Through mutual acquaintances they met Kirk Olson and developed a partnership to raise heifers in the Olson Family feedlot. This new facility will allow them to grow to 30,000 head. They recently completed the move into the Lincoln County location with about 5,000 head of heifers and are actively looking for more.
Lincoln County has embraced the Marshland operation as added economic activity in the county. “We’re very pleased that Marshland Acres recognized the unique opportunities of the North Platte / Lincoln County area with their recent partnership with Olson Farms at their Hershey location.” Said Gary Person, North Platte Area Chamber President. “It serves as a great opportunity for the company to continue to grow and expand here. Their operation brings additional diversity to our agriculture business family targeting a producer feeder system for the milk industry. The agriculture economic impact on the North Platte region is very significant and the Marshland operation is adding additional investment and employment opportunities here that is very much welcome. They also are good corporate neighbors reaching out to our organization to become a member of our Chamber of Commerce and Economic Development Corporation, supporting all the things we do to help grow our local economy. Those are the kind of neighbors you want in your community.”
A recent trend has been for dairies to raise their heifers off-site. This allows dairies with limited space or labor to focus on milking cows and let other professionals raise and breed the heifers. According to Marty Weiss getting these heifers off to a good start sets them up to more productive long term and that is something dairy farmers are willing to invest in. It also creates opportunity for folks like the Weiss’. Besides Marty and his wife Mary, their son and daughter-in-law, Bronson and Louise are also involved in the business.
“We are a family business and we have a great team of employees and consultants,” said Marty. “This allows us to focus on one thing, raising great heifers that are productive and profitable while allowing the dairy farmers to focus on milking. It’s a win-win.”

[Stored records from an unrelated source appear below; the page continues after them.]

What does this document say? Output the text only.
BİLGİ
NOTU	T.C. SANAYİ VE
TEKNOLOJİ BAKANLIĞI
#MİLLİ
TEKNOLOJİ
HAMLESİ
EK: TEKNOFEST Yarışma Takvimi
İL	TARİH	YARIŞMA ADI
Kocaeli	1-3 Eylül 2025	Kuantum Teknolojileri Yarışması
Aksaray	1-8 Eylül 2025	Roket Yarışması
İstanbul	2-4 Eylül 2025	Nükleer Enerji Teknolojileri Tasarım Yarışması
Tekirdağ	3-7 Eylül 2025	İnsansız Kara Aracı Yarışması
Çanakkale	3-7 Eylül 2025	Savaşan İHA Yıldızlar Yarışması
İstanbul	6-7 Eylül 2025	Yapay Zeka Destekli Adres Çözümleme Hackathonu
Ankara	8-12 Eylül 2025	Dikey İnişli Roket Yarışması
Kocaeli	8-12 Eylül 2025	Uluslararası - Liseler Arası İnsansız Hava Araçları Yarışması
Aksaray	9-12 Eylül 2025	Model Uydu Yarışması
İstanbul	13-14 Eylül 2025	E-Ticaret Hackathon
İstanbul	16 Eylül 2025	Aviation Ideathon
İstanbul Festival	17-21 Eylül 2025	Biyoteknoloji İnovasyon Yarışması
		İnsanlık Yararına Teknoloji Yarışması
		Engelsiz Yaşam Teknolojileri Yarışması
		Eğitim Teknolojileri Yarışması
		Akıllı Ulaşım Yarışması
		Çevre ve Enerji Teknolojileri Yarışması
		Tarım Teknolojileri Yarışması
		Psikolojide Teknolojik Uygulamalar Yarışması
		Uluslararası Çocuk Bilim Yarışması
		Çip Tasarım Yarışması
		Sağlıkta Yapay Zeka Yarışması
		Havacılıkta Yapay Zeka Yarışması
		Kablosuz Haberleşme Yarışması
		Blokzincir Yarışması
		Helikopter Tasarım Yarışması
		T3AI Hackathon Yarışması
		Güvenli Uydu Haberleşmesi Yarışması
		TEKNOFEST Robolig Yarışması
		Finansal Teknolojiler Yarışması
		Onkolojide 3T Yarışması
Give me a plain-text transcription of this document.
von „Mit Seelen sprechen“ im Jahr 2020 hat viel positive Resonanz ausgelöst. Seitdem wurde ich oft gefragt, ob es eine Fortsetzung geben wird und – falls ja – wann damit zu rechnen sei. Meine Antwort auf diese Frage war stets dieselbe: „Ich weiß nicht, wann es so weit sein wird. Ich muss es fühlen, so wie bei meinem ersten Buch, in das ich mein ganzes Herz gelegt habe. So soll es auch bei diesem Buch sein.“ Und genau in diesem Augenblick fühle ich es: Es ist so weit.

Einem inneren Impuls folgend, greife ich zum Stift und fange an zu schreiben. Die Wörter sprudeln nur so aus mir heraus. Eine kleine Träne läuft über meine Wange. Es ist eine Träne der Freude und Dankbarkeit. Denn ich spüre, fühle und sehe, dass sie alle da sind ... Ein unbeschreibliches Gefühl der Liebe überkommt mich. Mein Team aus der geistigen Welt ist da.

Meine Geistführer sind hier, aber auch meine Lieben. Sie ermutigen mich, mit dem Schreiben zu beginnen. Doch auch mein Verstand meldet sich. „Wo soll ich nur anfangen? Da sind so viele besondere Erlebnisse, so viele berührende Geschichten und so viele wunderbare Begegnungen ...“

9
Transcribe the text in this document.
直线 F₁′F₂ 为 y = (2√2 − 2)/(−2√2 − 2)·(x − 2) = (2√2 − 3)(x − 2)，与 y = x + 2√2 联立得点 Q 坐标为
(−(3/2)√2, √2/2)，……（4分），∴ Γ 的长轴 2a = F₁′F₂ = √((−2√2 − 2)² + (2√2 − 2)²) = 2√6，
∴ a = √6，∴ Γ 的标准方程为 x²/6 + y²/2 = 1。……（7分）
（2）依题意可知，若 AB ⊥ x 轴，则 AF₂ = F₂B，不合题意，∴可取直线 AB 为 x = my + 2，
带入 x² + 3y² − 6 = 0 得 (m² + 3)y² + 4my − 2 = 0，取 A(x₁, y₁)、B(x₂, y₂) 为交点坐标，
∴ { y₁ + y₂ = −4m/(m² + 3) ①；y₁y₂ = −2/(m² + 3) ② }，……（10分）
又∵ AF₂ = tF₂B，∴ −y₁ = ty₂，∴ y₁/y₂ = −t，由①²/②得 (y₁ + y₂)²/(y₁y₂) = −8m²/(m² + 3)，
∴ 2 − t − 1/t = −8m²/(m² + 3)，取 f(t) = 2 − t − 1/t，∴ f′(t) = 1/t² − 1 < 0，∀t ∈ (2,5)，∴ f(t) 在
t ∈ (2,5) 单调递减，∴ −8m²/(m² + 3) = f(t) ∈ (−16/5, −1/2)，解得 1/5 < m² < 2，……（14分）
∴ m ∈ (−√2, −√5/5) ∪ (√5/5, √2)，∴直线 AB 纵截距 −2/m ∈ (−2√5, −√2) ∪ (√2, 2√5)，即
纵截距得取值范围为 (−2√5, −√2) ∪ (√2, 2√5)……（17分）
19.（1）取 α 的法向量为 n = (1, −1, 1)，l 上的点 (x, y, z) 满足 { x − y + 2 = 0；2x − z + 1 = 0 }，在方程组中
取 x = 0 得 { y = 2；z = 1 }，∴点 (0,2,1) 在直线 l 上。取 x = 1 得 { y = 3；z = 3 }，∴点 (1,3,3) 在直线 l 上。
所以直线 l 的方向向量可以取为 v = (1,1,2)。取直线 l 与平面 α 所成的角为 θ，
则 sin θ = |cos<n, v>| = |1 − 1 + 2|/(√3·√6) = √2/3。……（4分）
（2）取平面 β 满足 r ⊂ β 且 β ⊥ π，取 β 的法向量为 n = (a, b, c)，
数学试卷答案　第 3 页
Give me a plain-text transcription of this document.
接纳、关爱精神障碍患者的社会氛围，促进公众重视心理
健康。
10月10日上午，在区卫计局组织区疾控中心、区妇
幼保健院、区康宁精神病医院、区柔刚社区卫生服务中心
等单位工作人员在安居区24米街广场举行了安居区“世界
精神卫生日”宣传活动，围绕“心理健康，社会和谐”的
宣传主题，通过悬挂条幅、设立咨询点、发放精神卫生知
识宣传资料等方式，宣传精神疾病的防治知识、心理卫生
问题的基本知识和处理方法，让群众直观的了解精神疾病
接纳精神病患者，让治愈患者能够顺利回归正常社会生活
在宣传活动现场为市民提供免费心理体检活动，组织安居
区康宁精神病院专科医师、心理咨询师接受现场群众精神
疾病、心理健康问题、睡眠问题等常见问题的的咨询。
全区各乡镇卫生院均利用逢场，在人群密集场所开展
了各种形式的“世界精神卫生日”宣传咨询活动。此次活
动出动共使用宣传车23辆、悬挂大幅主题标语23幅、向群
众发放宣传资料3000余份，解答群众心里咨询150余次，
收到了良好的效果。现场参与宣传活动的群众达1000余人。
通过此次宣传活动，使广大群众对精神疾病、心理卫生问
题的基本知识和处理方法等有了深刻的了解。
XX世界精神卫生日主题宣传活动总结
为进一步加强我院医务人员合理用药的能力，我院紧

Sending heifers to Nebraska has given some out-of-state dairy farmers a look at what dairying in Nebraska would look like. Nebraska has land, water, space, feedstuffs and infrastructure for the entire industry to grow. “Heifer develop has given Nebraska a way to grow the industry while we continue to work on adding processing capacity,” said Kris Bousquet, Executive Director of Nebraska State Dairy Association. “The first processor to build in the state is going to find excellent dairy farms waiting to supply them with high quality milk and communities willing to support the farmers and the processors.”
Nebraska is a great place to dairy and the quick growth in heifer development is just one indicator of how quickly the industry could grow here.